Example Axum handler:

use axum::{routing::get, Router};
use masterror::AppError;

async fn handler() -> masterror::AppResult<&'static str> {
    Err(AppError::unauthorized("missing token"))
}

fn app() -> Router {
    Router::new().route("/", get(handler))
}

Axum automatically converts the error into an HTTP 401 JSON payload.

Logging and telemetry

AppError implements std::error::Error. Use tracing to log errors once, at module boundaries (e.g., HTTP middleware or background task entry points).
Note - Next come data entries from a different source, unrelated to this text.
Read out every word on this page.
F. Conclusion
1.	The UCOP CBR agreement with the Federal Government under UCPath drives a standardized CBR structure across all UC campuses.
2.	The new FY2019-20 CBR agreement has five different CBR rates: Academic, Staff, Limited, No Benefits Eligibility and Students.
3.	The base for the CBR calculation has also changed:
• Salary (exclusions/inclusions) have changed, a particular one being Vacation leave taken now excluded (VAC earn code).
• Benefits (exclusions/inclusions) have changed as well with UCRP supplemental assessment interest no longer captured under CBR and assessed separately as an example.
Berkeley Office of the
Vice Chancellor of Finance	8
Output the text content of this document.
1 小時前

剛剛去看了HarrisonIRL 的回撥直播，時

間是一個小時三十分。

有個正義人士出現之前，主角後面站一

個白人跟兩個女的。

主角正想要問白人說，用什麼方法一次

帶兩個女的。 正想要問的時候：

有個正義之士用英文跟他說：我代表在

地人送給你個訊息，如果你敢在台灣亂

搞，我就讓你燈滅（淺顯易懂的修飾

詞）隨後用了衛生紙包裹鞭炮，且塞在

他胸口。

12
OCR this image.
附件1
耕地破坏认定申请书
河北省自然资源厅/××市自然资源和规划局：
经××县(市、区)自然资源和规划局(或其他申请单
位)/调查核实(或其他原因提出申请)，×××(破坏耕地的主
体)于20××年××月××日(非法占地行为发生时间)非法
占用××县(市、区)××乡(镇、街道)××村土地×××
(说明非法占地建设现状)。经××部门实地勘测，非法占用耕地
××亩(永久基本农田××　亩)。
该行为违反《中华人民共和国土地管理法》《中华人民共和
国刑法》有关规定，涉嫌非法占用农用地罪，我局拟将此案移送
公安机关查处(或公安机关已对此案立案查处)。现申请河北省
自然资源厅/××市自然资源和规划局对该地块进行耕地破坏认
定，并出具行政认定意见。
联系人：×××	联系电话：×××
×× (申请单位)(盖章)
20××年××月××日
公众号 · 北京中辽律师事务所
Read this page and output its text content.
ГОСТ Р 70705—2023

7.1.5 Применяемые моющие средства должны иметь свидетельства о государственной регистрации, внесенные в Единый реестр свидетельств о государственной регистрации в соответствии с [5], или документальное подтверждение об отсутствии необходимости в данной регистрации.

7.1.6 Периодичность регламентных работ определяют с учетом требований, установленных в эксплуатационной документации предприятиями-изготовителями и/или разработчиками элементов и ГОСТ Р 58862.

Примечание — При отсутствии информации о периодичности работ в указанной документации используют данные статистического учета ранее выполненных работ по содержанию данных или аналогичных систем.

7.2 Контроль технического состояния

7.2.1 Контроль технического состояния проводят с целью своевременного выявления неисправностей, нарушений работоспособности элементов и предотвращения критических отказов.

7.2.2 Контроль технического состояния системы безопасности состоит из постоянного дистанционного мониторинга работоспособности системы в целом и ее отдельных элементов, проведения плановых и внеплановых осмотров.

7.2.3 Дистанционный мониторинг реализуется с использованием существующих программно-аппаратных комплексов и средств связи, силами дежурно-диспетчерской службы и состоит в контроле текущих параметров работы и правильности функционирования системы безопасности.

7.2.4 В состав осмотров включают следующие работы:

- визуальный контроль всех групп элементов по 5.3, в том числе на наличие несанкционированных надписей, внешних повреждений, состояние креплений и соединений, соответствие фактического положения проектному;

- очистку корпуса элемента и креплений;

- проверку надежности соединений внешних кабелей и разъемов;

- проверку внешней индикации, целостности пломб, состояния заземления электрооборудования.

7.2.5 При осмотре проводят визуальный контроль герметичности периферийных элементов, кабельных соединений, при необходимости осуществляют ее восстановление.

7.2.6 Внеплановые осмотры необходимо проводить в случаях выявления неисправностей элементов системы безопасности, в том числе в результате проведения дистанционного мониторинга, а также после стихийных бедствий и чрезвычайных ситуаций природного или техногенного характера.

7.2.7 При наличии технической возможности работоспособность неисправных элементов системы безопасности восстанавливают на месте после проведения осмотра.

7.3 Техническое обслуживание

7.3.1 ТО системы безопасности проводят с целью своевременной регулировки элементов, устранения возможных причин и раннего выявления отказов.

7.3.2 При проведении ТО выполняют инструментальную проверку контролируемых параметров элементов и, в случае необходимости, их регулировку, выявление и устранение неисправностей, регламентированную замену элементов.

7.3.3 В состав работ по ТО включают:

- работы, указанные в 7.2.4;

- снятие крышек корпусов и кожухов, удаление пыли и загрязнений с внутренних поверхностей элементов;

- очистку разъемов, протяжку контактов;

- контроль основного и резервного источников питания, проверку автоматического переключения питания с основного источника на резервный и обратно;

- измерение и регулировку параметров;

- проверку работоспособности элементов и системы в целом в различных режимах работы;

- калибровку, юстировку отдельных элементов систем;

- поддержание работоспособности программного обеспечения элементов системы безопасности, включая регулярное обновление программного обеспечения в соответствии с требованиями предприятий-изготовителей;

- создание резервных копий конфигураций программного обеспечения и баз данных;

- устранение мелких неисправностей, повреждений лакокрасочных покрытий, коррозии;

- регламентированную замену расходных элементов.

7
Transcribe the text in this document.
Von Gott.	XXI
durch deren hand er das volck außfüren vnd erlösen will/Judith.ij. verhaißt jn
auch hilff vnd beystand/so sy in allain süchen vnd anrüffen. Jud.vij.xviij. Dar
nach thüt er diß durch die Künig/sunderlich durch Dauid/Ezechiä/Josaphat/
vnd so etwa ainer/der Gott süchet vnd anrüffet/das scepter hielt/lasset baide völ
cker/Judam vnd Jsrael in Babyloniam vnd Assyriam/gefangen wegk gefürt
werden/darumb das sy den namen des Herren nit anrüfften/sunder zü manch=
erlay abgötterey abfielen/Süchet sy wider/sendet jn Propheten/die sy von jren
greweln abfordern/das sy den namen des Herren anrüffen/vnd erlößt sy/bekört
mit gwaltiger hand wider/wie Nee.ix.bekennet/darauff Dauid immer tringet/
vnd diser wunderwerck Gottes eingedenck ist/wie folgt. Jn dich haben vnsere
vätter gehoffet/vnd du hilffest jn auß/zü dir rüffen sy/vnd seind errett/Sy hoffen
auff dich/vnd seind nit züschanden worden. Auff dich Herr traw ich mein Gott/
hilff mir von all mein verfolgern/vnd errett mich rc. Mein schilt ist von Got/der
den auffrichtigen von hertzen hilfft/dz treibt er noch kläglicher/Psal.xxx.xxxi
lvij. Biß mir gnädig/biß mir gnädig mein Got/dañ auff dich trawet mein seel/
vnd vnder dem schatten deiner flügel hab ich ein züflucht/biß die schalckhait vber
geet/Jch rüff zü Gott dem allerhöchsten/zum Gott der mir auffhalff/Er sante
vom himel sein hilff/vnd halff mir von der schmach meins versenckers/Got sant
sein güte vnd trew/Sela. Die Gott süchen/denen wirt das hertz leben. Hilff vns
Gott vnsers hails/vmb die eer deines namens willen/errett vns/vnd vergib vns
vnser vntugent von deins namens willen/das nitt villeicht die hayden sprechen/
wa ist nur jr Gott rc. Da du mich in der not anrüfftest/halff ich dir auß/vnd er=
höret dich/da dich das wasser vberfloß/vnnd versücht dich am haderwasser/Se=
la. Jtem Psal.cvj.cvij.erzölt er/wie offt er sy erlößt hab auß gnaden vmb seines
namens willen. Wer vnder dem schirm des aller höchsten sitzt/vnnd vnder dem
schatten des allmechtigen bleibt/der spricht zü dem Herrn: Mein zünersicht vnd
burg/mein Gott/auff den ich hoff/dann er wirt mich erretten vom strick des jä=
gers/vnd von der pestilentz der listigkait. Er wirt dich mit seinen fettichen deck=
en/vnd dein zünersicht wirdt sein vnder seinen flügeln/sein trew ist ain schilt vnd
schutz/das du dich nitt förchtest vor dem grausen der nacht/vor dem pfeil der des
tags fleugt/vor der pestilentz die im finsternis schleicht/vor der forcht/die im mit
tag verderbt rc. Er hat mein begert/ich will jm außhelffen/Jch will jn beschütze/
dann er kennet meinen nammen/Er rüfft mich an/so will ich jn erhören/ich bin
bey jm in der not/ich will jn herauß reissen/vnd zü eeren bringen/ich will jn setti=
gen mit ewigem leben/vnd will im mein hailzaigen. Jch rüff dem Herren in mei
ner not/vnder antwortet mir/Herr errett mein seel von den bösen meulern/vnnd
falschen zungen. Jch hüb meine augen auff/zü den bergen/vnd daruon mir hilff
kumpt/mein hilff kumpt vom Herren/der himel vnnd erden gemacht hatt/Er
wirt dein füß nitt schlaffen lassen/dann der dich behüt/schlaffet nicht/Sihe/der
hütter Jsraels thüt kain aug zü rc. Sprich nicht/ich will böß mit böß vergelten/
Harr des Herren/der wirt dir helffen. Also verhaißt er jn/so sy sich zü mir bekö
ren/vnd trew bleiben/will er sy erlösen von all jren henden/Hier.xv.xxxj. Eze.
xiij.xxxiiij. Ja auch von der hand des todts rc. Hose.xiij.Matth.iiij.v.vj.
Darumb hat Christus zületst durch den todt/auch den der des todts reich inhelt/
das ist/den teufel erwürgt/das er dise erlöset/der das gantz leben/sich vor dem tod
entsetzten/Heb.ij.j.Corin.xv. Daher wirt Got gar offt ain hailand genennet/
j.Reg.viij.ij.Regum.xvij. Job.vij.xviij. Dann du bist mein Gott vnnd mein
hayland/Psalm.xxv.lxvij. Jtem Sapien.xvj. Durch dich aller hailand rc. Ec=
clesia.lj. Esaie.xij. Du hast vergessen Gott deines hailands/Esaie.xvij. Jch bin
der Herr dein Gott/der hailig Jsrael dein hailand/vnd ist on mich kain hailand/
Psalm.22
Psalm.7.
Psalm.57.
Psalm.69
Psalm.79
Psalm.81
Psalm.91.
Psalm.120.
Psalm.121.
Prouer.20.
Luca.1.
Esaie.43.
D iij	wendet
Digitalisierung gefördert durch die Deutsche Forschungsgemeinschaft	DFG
fn log_error(err: &masterror::AppError) {
    tracing::error!(kind = ?err.kind, code = ?err.code, "request failed");
    if let Some(context) = err.context() {
        tracing::debug!(?context, "captured error context");
    }
}

Avoid logging the same error multiple times — the structured data already contains everything needed for observability dashboards.

Testing error behaviour

Write unit tests that assert on the AppErrorKind, optional AppCode, and the serialised ErrorResponse payload.

#[test]
fn missing_field_is_bad_request() {
    let err = parse_payload("{}").unwrap_err();
    assert!(matches!(err.kind, AppErrorKind::BadRequest));
    assert_eq!(err.code.unwrap().as_str(), "MISSING_FIELD");

    let response: masterror::ErrorResponse = err.clone().into();
    assert_eq!(response.status.as_u16(), 400);
}

Cloning is cheap because AppError stores data on the stack and shares context via Arc under the hood. Use these assertions to guarantee stable APIs.